You don’t have tons of time to spare, so automate anything you can. Not only does this remove the human element (one of the biggest reasons something can go wrong), it frees you to deal with other parts of the outage.

It should be easy for your internal stakeholders to get info without contacting the Incident Commander, who has enough on their plate.

Don’t Go Radio Silent

When dealing with internal stakeholders, the immediate instinct will be to shut them out to deal with the outage.

Don’t do this! While you should have avenues for people to find out about the incident, you want to be accessible, and nothing is more demoralizing than going radio silent.

People should be able to contact the Incident Commander to find out more about the outage. It’s a balancing act between keeping yourself focused on solving the outage and cutting people out completely, but it’s a tightrope that needs to be walked.

Keep Customers Informed

Decide in advance how much you want customers to know. You don’t need to tell them everything, but it’s wise to tell them something and keep them informed. Craft your message carefully.

An unplanned outage is a common way to lose customers, so you want to make sure you’re as transparent as possible so they know you’re dealing with the issue.

Make sure you’re using the right tone. You’ll need to be concise, authoritative, and serious. While you may be tempted, don’t try to joke or be cute—remember, their business is being affected! Instead, you’ll want to show humility, consideration, and don’t be afraid to accept fault

Ideally, you’ll want to keep them informed every 30 minutes, even if there’s nothing to report. Don’t expect users to go to the status page. If they go to e-mail user support, send them all a reply when the incident is solved.

The Post Mortem

After the outage is finished, it’s time to win back trust. If you followed the steps above, you’ll have a detailed record and information on what happened and what was done to resolve it.

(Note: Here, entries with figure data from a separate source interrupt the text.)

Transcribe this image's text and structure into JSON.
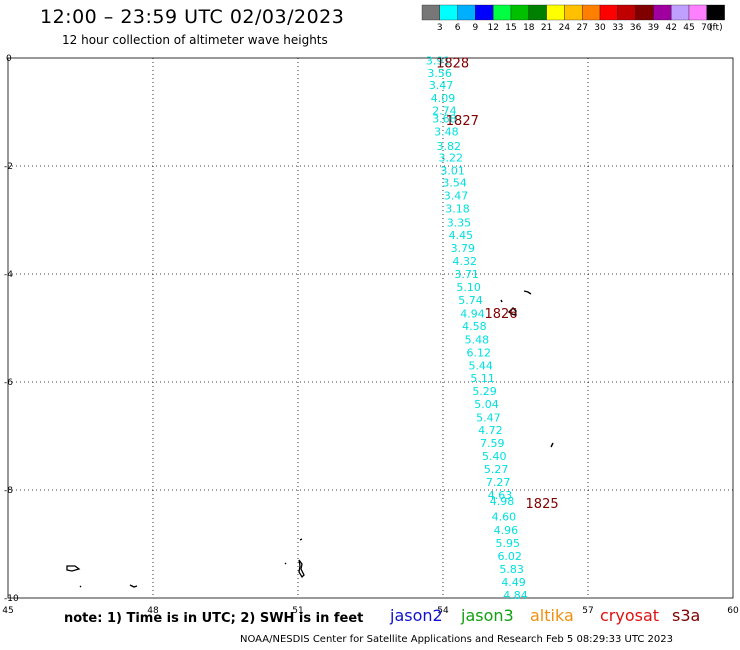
{
  "title": "12:00 – 23:59 UTC 02/03/2023",
  "subtitle": "12 hour collection of altimeter wave heights",
  "note": "note:  1) Time is in UTC;  2) SWH is in feet",
  "credit": "NOAA/NESDIS Center for Satellite Applications and Research    Feb  5 08:29:33 UTC 2023",
  "satellites": [
    {
      "name": "jason2",
      "color": "#1010d0"
    },
    {
      "name": "jason3",
      "color": "#10a010"
    },
    {
      "name": "altika",
      "color": "#f09010"
    },
    {
      "name": "cryosat",
      "color": "#e01010"
    },
    {
      "name": "s3a",
      "color": "#800000"
    }
  ],
  "colorbar": {
    "labels": [
      "3",
      "6",
      "9",
      "12",
      "15",
      "18",
      "21",
      "24",
      "27",
      "30",
      "33",
      "36",
      "39",
      "42",
      "45",
      "70"
    ],
    "unit": "(ft)",
    "colors": [
      "#777777",
      "#00ffff",
      "#00b0ff",
      "#0000ff",
      "#00ff40",
      "#00c000",
      "#008000",
      "#ffff00",
      "#ffc000",
      "#ff8000",
      "#ff0000",
      "#c00000",
      "#800000",
      "#a000a0",
      "#c0a0ff",
      "#ff80ff",
      "#000000"
    ]
  },
  "chart_data": {
    "type": "scatter",
    "xlim": [
      45,
      60
    ],
    "ylim": [
      -10,
      0
    ],
    "x_ticks": [
      45,
      48,
      51,
      54,
      57,
      60
    ],
    "y_ticks": [
      0,
      -2,
      -4,
      -6,
      -8,
      -10
    ],
    "grid": true,
    "series": [
      {
        "name": "",
        "color": "#00e0e0",
        "points": [
          {
            "x": 53.9,
            "y": -0.05,
            "label": "3.91"
          },
          {
            "x": 53.93,
            "y": -0.28,
            "label": "3.56"
          },
          {
            "x": 53.96,
            "y": -0.5,
            "label": "3.47"
          },
          {
            "x": 54.0,
            "y": -0.74,
            "label": "4.09"
          },
          {
            "x": 54.03,
            "y": -0.97,
            "label": "2.74"
          },
          {
            "x": 54.03,
            "y": -1.12,
            "label": "3.68"
          },
          {
            "x": 54.07,
            "y": -1.36,
            "label": "3.48"
          },
          {
            "x": 54.12,
            "y": -1.63,
            "label": "3.82"
          },
          {
            "x": 54.16,
            "y": -1.84,
            "label": "3.22"
          },
          {
            "x": 54.2,
            "y": -2.08,
            "label": "3.01"
          },
          {
            "x": 54.24,
            "y": -2.31,
            "label": "3.54"
          },
          {
            "x": 54.27,
            "y": -2.55,
            "label": "3.47"
          },
          {
            "x": 54.3,
            "y": -2.79,
            "label": "3.18"
          },
          {
            "x": 54.33,
            "y": -3.05,
            "label": "3.35"
          },
          {
            "x": 54.37,
            "y": -3.28,
            "label": "4.45"
          },
          {
            "x": 54.41,
            "y": -3.52,
            "label": "3.79"
          },
          {
            "x": 54.45,
            "y": -3.76,
            "label": "4.32"
          },
          {
            "x": 54.49,
            "y": -4.0,
            "label": "3.71"
          },
          {
            "x": 54.53,
            "y": -4.24,
            "label": "5.10"
          },
          {
            "x": 54.57,
            "y": -4.48,
            "label": "5.74"
          },
          {
            "x": 54.61,
            "y": -4.73,
            "label": "4.94"
          },
          {
            "x": 54.65,
            "y": -4.96,
            "label": "4.58"
          },
          {
            "x": 54.7,
            "y": -5.21,
            "label": "5.48"
          },
          {
            "x": 54.74,
            "y": -5.45,
            "label": "6.12"
          },
          {
            "x": 54.78,
            "y": -5.69,
            "label": "5.44"
          },
          {
            "x": 54.82,
            "y": -5.93,
            "label": "5.11"
          },
          {
            "x": 54.86,
            "y": -6.17,
            "label": "5.29"
          },
          {
            "x": 54.9,
            "y": -6.41,
            "label": "5.04"
          },
          {
            "x": 54.94,
            "y": -6.66,
            "label": "5.47"
          },
          {
            "x": 54.98,
            "y": -6.89,
            "label": "4.72"
          },
          {
            "x": 55.02,
            "y": -7.13,
            "label": "7.59"
          },
          {
            "x": 55.06,
            "y": -7.37,
            "label": "5.40"
          },
          {
            "x": 55.1,
            "y": -7.61,
            "label": "5.27"
          },
          {
            "x": 55.14,
            "y": -7.85,
            "label": "7.27"
          },
          {
            "x": 55.18,
            "y": -8.09,
            "label": "4.63"
          },
          {
            "x": 55.22,
            "y": -8.2,
            "label": "4.98"
          },
          {
            "x": 55.26,
            "y": -8.49,
            "label": "4.60"
          },
          {
            "x": 55.3,
            "y": -8.74,
            "label": "4.96"
          },
          {
            "x": 55.34,
            "y": -8.98,
            "label": "5.95"
          },
          {
            "x": 55.38,
            "y": -9.22,
            "label": "6.02"
          },
          {
            "x": 55.42,
            "y": -9.46,
            "label": "5.83"
          },
          {
            "x": 55.46,
            "y": -9.7,
            "label": "4.49"
          },
          {
            "x": 55.5,
            "y": -9.94,
            "label": "4.84"
          }
        ]
      }
    ],
    "time_labels": [
      {
        "x": 54.2,
        "y": -0.08,
        "label": "1828",
        "color": "#800000"
      },
      {
        "x": 54.4,
        "y": -1.15,
        "label": "1827",
        "color": "#800000"
      },
      {
        "x": 55.2,
        "y": -4.72,
        "label": "1826",
        "color": "#800000"
      },
      {
        "x": 56.05,
        "y": -8.24,
        "label": "1825",
        "color": "#800000"
      }
    ]
  }
}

Be accurate about what happened, what went wrong, and how you’re going to prevent it from ever happening again. You can use this information to follow up with customers to regain their support. They want to know that there’s no flaws anymore in your service, or you’re in the process of fixing it.

In the future, make preventing outages a priority by having your teams spend a portion of their time making proactive steps to prevent it from ever happening. It’s less glamorous than rushing in to save the day, but your shareholders and customers will love you more for a service that never fails as opposed to one that breaks often and is quickly fixed.

Dealing with a Planned Outage

A planned outage may be less stressful than an unplanned one, but only if properly handled. You’re still effectively ending an IT service for a period of time.

Talk to Management

Planned outages usually happen as part of a project, one that you discuss with management beforehand. So first, you need to make sure they’re in the loop.

Inform Your Users

If the outage is going to affect a number of users, you’ll need to send out an e-mail ahead of time containing the following information:

  • The time and date of the outage.
  • The nature of the outage.
  • Any possible effects of the outage.
  • Any possible workarounds (Preferably with screenshots).